Der deutsche VC-Experte Sven Schmidt sagt für 2017 voraus, es werde „eine Konzentration auf Firmen beziehungsweise Modelle [geben], die funktionieren“. Man dürfe „nicht vergessen, dass viele Investments in neue Segmente nicht funktioniert haben“. Als Beispiele nennt Schmidt gegenüber Gründerszene das Geschäftsfeld Internet of Things sowie Investments in Bitcoin- oder Blockchain-Firmen, „die – trotz Höchstständen der Währung – sich bisher nicht bezahlt gemacht haben“.

Die Einschätzung teilen die KPMG-Analysten. „Investoren werden sich auf jene Unternehmen konzentrieren, die über eine effiziente operative Struktur, ein starkes Geschäftsmodell und einen klar definierten Weg zur Profitabilität verfügen.“

An den nötigen Mitteln dürfte es 2017 erneut nicht mangeln. „Viele VC-Firmen schwimmen im Geld“, meint Valley-Investor Murphy. In Deutschland sei Kapital, insbesondere im Frühphasenbereich, „dank neuer Mikro-Fonds, neuer VCs und Corporate-Investments keine Limitation mehr“, sagt Schmidt. „Die Kernfrage ist eher, ob wir genügend funktionierende Firmen haben. „Im GAFA-Zeitalter ist die Frage, ob nicht eher Google und Facebook von Modellen wie Movinga oder Homebell profitieren als die Kapitalgeber.“ GAFA bezeichnet die vier US-Tech-Giganten Google, Apple, Facebook und Amazon.

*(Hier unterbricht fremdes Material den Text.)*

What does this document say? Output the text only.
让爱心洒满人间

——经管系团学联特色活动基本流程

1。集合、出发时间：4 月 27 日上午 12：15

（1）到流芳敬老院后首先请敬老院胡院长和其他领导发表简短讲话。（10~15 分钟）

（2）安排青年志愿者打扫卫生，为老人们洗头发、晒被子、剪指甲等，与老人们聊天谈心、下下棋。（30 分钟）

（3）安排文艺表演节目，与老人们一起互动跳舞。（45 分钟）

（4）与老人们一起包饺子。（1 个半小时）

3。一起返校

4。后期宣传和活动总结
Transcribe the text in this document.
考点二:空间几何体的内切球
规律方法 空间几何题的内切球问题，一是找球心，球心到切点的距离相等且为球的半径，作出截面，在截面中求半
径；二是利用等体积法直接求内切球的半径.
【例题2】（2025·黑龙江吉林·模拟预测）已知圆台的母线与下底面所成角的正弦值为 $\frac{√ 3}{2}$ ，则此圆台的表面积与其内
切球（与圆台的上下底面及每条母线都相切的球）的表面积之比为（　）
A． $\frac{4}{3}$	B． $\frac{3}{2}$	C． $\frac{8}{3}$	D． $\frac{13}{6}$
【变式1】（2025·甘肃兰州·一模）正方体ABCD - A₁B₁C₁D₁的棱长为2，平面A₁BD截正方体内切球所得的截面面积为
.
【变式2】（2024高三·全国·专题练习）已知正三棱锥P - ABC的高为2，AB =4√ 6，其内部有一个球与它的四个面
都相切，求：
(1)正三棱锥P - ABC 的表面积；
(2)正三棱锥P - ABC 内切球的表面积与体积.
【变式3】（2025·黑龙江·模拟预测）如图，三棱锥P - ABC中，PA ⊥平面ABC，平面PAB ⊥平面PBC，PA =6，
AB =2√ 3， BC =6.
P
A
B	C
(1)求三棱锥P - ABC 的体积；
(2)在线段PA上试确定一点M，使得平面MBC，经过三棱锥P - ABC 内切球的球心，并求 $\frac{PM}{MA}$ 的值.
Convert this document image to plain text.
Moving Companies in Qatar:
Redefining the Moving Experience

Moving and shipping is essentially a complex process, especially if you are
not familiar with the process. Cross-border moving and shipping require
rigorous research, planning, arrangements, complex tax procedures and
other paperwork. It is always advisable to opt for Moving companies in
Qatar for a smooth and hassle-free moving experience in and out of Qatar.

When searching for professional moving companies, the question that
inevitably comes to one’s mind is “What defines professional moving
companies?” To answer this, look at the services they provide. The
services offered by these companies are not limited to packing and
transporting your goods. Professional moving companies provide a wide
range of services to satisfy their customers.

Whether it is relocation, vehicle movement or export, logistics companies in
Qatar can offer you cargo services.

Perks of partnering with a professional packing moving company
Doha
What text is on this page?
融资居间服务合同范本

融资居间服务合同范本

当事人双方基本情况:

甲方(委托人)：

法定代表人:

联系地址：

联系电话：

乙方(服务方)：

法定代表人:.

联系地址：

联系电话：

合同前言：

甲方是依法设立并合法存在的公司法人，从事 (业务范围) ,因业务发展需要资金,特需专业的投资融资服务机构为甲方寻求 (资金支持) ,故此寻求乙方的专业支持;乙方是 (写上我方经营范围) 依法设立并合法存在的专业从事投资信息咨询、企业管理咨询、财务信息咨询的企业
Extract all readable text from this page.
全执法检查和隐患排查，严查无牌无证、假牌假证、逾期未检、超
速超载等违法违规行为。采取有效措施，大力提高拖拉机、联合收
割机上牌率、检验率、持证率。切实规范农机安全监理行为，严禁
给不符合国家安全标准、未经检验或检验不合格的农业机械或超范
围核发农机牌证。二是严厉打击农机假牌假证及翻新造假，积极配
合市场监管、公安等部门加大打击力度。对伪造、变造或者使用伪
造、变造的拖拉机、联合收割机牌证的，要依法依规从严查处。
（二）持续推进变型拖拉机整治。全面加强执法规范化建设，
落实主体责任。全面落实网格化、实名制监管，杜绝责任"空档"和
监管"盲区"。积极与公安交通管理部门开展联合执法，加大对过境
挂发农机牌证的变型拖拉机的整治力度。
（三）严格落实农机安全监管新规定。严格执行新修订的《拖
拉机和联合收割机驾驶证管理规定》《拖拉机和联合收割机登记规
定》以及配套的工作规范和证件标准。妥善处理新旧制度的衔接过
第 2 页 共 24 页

Für internationale VCs sei Deutschland zuletzt kein besonders gutes Pflaster gewesen, meint Schmidt, der selbst mehrere Jahre für den Londoner Risikokapitalgeber Accel tätig war. „Index Ventures ist mit seinen Investments in Deutschland auf die Nase gefallen und Accel hat nur wenige gemacht.“

Kommen jetzt die Tech-IPOs?

Noch etwas soll 2017 endlich klappen: Börsengänge von Tech-Firmen könnte es wieder vermehrt geben. Nicht alle sind dabei so optimistisch wie der New Yorker Investor Fred Wilson (Union Square Ventures), der ein regelrechtes „IPO-Fieber“ voraussagt: „Ich erwarte, dass wir 2017 mehr Tech-IPOs sehen werden als in irgendeinem Jahr seit 2000.“

Gegenüber Gründerszene schränkt VC-Experte Schmidt ein: Die Zahl der Tech-IPOs in den USA werde „davon abhängen, wie sich die öffentlichen Bewertungen zu den Bewertungen der letzten Finanzierungsrunden verhalten“. Man dürfe nicht vergessen, dass einige Firmen Kapital zu sehr hohen Bewertungen aufgenommen hätten. „Entweder diese wachsen in diese Bewertungen hinein (und das kann dauern) oder sie müssen sich mit ihren Kapitalgebern, die teilweise über Vetorechte verfügen, einigen. Letzteres ist übrigens ein schlechtes Zeichen.“

Und Deutschland? Hier „stellt sich – neben den üblichen Verdächtigen wie Delivery Hero oder Check24 – eher die Frage, wer dafür in Frage kommt“, so Schmidt.